Wednesday, February 28, 2007

It is not a TRACE; it is a mamouth SMOKESCREEN

Somewhat periodically the NRC's ACRS reviews activities in the production of the massive so-called thermal hydraulics code, TRACE. The most recent review by the ACRS Thermal-Hydraulics Phenomenon Subcommittee , December 5, 2006, page 9, includes the following remark by MEMBER WALLIS: We recommended in our research report that TRACE becomes the tool for the agency. We recommend TRACE should actually become the mature code used by the agency all over the place and we wanted to see it mature and you say it's going to be universal documentation in 2007, but was sent to us to review seemed to be a hodgepodge of all kinds of stuff. What I want to review is a draft final document, not a hodgepodge of stuff which I have to figure out - not even dated. I don't even know whether some of the documents are old or new or what they are. That's not very helpful to us.

The entire transcript may be viewed at:

http://www.nrc.gov/reading-rm/doc-collections/acrs/tr/subcommittee/2006/th120506.pdf

Going back to January 11, 2001, The ACRS issued a letter, Issues Associated With Industry-Developed Thermal-Hydraulics Codes. It is a lengthy tome with a very lengthy appendix.

http://www.nrc.gov/reading-rm/doc-collections/acrs/letters/2001/4781926.html

The appendix includes the following section; I am quoting only the heading and the last sentence:

4. Codes have evolved, but the development process is hard to trace.

This situation supports the need for the staff to have its own code and to maintain a clear record of why design choices were made in its development.

Now, the TRACE racket has been proceeding under various guises for decades. Fortunes have been cast to the winds, not only in the software extravaganzas, but in the vast array of American as well as international test programs. The connections and relevance of the test programs to TRACE is obscure at best. The most recent disclosure of a link between testing and TRACE is from Staudenmeier in his slide presentation to the ACRS Thermal-Hydraulics Phenomenon Subcommittee on February 15, 2005. Two slides follow:










The four test series in the slide above are a very small sample of the vast test programs that have been conducted, largely on the basis that they were needed for code development and proof testing. There is no mention of extensive LOFT and SPERT projects that were conducted decades ago at the presently named Idaho National Laboratory. This 2005 transcript may be viewed at:

http://www.nrc.gov/reading-rm/doc-collections/acrs/tr/subcommittee/2005/th021505.pdf

There is no mention of the "... more than 50 tests ..." that are discussed in my entry of February 20, 2007. Returning to that matter, here are some extractions from the NRC Memo that predates the Staudenmaier slide show by almost one year.

Memo to Matthews/Black-Technical Safety Analysis of PRM-50-76, A Petition for Rulemaking to Amend Appendix K to 10 CFR Part 50 and Regulatory Guide 1.157 - ML041210109. 18 pages
April 29, 2004
Mr.

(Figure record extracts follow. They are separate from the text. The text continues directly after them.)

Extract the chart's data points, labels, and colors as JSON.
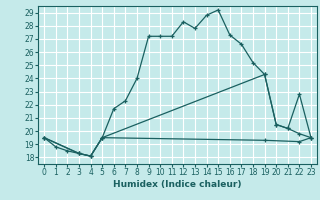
{
  "xlabel": "Humidex (Indice chaleur)",
  "bg_color": "#c5eaea",
  "line_color": "#1a6060",
  "grid_color": "#ffffff",
  "xlim": [
    -0.5,
    23.5
  ],
  "ylim": [
    17.5,
    29.5
  ],
  "xticks": [
    0,
    1,
    2,
    3,
    4,
    5,
    6,
    7,
    8,
    9,
    10,
    11,
    12,
    13,
    14,
    15,
    16,
    17,
    18,
    19,
    20,
    21,
    22,
    23
  ],
  "yticks": [
    18,
    19,
    20,
    21,
    22,
    23,
    24,
    25,
    26,
    27,
    28,
    29
  ],
  "line1_x": [
    0,
    1,
    2,
    3,
    4,
    5,
    6,
    7,
    8,
    9,
    10,
    11,
    12,
    13,
    14,
    15,
    16,
    17,
    18,
    19,
    20,
    21,
    22,
    23
  ],
  "line1_y": [
    19.5,
    18.8,
    18.5,
    18.3,
    18.1,
    19.5,
    21.7,
    22.3,
    24.0,
    27.2,
    27.2,
    27.2,
    28.3,
    27.8,
    28.8,
    29.2,
    27.3,
    26.6,
    25.2,
    24.3,
    20.5,
    20.2,
    19.8,
    19.5
  ],
  "line2_x": [
    0,
    3,
    4,
    5,
    19,
    20,
    21,
    22,
    23
  ],
  "line2_y": [
    19.5,
    18.3,
    18.1,
    19.5,
    24.3,
    20.5,
    20.2,
    22.8,
    19.5
  ],
  "line3_x": [
    0,
    3,
    4,
    5,
    19,
    22,
    23
  ],
  "line3_y": [
    19.5,
    18.3,
    18.1,
    19.5,
    19.3,
    19.2,
    19.5
  ]
}
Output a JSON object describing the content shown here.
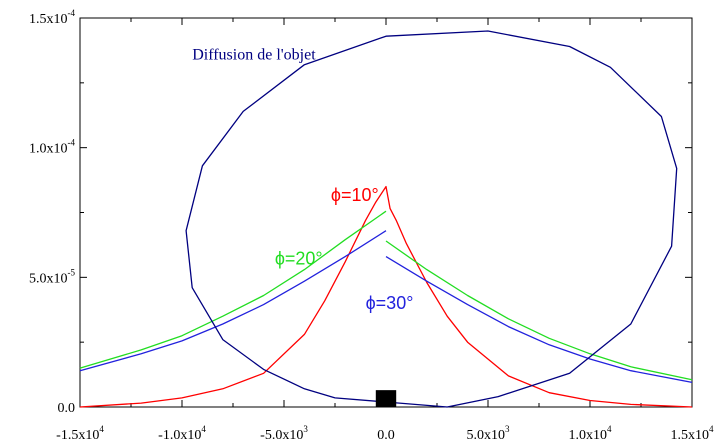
{
  "chart_data": {
    "type": "line",
    "title": "",
    "xlabel": "",
    "ylabel": "",
    "xlim": [
      -15000,
      15000
    ],
    "ylim": [
      0,
      0.00015
    ],
    "grid": false,
    "x_ticks": [
      {
        "value": -15000,
        "mantissa": "-1.5x10",
        "exp": "4"
      },
      {
        "value": -10000,
        "mantissa": "-1.0x10",
        "exp": "4"
      },
      {
        "value": -5000,
        "mantissa": "-5.0x10",
        "exp": "3"
      },
      {
        "value": 0,
        "mantissa": "0.0",
        "exp": ""
      },
      {
        "value": 5000,
        "mantissa": "5.0x10",
        "exp": "3"
      },
      {
        "value": 10000,
        "mantissa": "1.0x10",
        "exp": "4"
      },
      {
        "value": 15000,
        "mantissa": "1.5x10",
        "exp": "4"
      }
    ],
    "y_ticks": [
      {
        "value": 0,
        "mantissa": "0.0",
        "exp": ""
      },
      {
        "value": 5e-05,
        "mantissa": "5.0x10",
        "exp": "-5"
      },
      {
        "value": 0.0001,
        "mantissa": "1.0x10",
        "exp": "-4"
      },
      {
        "value": 0.00015,
        "mantissa": "1.5x10",
        "exp": "-4"
      }
    ],
    "annotations": [
      {
        "text": "Diffusion de l'objet",
        "x": -9500,
        "y": 0.000134,
        "color": "#000080",
        "style": "serif"
      },
      {
        "text": "ϕ=10°",
        "x": -2700,
        "y": 7.95e-05,
        "color": "#ff0000",
        "style": "sans"
      },
      {
        "text": "ϕ=20°",
        "x": -5450,
        "y": 5.49e-05,
        "color": "#22dd22",
        "style": "sans"
      },
      {
        "text": "ϕ=30°",
        "x": -1000,
        "y": 3.78e-05,
        "color": "#2222dd",
        "style": "sans"
      }
    ],
    "object_marker": {
      "x_min": -500,
      "x_max": 500,
      "y_min": 0,
      "y_max": 6.5e-06,
      "color": "#000000"
    },
    "series": [
      {
        "color": "#ff0000",
        "x": [
          -15000,
          -12000,
          -10000,
          -8000,
          -6000,
          -4000,
          -3000,
          -2000,
          -1000,
          -500,
          0,
          200,
          500,
          1000,
          2000,
          3000,
          4000,
          6000,
          8000,
          10000,
          12000,
          15000
        ],
        "y": [
          0,
          1.5e-06,
          3.5e-06,
          7e-06,
          1.3e-05,
          2.8e-05,
          4.1e-05,
          5.6e-05,
          7.2e-05,
          7.9e-05,
          8.5e-05,
          7.65e-05,
          7.2e-05,
          6.3e-05,
          4.8e-05,
          3.5e-05,
          2.5e-05,
          1.2e-05,
          5.5e-06,
          2.5e-06,
          1e-06,
          0
        ]
      },
      {
        "color": "#22dd22",
        "x": [
          -15000,
          -12000,
          -10000,
          -8000,
          -6000,
          -4000,
          -2000,
          0,
          null,
          0,
          2000,
          4000,
          6000,
          8000,
          10000,
          12000,
          15000
        ],
        "y": [
          1.5e-05,
          2.2e-05,
          2.75e-05,
          3.5e-05,
          4.3e-05,
          5.3e-05,
          6.45e-05,
          7.55e-05,
          null,
          6.4e-05,
          5.3e-05,
          4.3e-05,
          3.4e-05,
          2.65e-05,
          2.05e-05,
          1.55e-05,
          1.05e-05
        ]
      },
      {
        "color": "#2222dd",
        "x": [
          -15000,
          -12000,
          -10000,
          -8000,
          -6000,
          -4000,
          -2000,
          0,
          null,
          0,
          2000,
          4000,
          6000,
          8000,
          10000,
          12000,
          15000
        ],
        "y": [
          1.4e-05,
          2.05e-05,
          2.55e-05,
          3.2e-05,
          3.95e-05,
          4.85e-05,
          5.8e-05,
          6.8e-05,
          null,
          5.8e-05,
          4.85e-05,
          3.95e-05,
          3.1e-05,
          2.4e-05,
          1.85e-05,
          1.4e-05,
          9.5e-06
        ]
      },
      {
        "color": "#000080",
        "closed": true,
        "x": [
          -2500,
          3000,
          5500,
          9000,
          12000,
          14000,
          14250,
          13500,
          11000,
          9000,
          5000,
          0,
          -4000,
          -7000,
          -9000,
          -9800,
          -9500,
          -8000,
          -6000,
          -4000,
          -2500
        ],
        "y": [
          3.5e-06,
          0,
          4e-06,
          1.3e-05,
          3.2e-05,
          6.2e-05,
          9.2e-05,
          0.000112,
          0.000131,
          0.000139,
          0.000145,
          0.000143,
          0.000132,
          0.000114,
          9.3e-05,
          6.8e-05,
          4.6e-05,
          2.6e-05,
          1.45e-05,
          7e-06,
          3.5e-06
        ]
      }
    ]
  }
}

Leyse states that:
“Petitioner is aware that more experiments with Zircaloy cladding have not been conducted on the scale necessary to . . . overcome the impression left from run 9573.”

In the above Memo, the NRC responded to its quote of Leyse as follows:

In the early 1980's, the NRC through Pacific Northwest Laboratories (PNL) contracted with National Research Universal (NRU) at Chalk River, Ontario, Canada to run a series of LOCA tests in the NRU reactor. More than 50 tests were conducted to evaluate the thermal-hydraulic and mechanical deformation behavior of a full length 32-rod nuclear bundle during the heatup, reflood and quench phases of a large break LOCA. Two tests were initially selected (References 17 and 18) for COBRA/TRAC (Reference 19) simulation to assess the applicability of that code. The NRC is reviewing the data from this program to determine the value of using it to assess the current generation of codes such as TRAC-M (Reference 20), now renamed TRACE.

The full ACRS meets March 8, 9 and 10, 2007 and will include the preparation of several ACRS reports in open sessions. One of the reports is "TRACE Thermal-Hydraulic Analysis Code." It will be interesting to find out what ACRS thinks about this chaotic situation.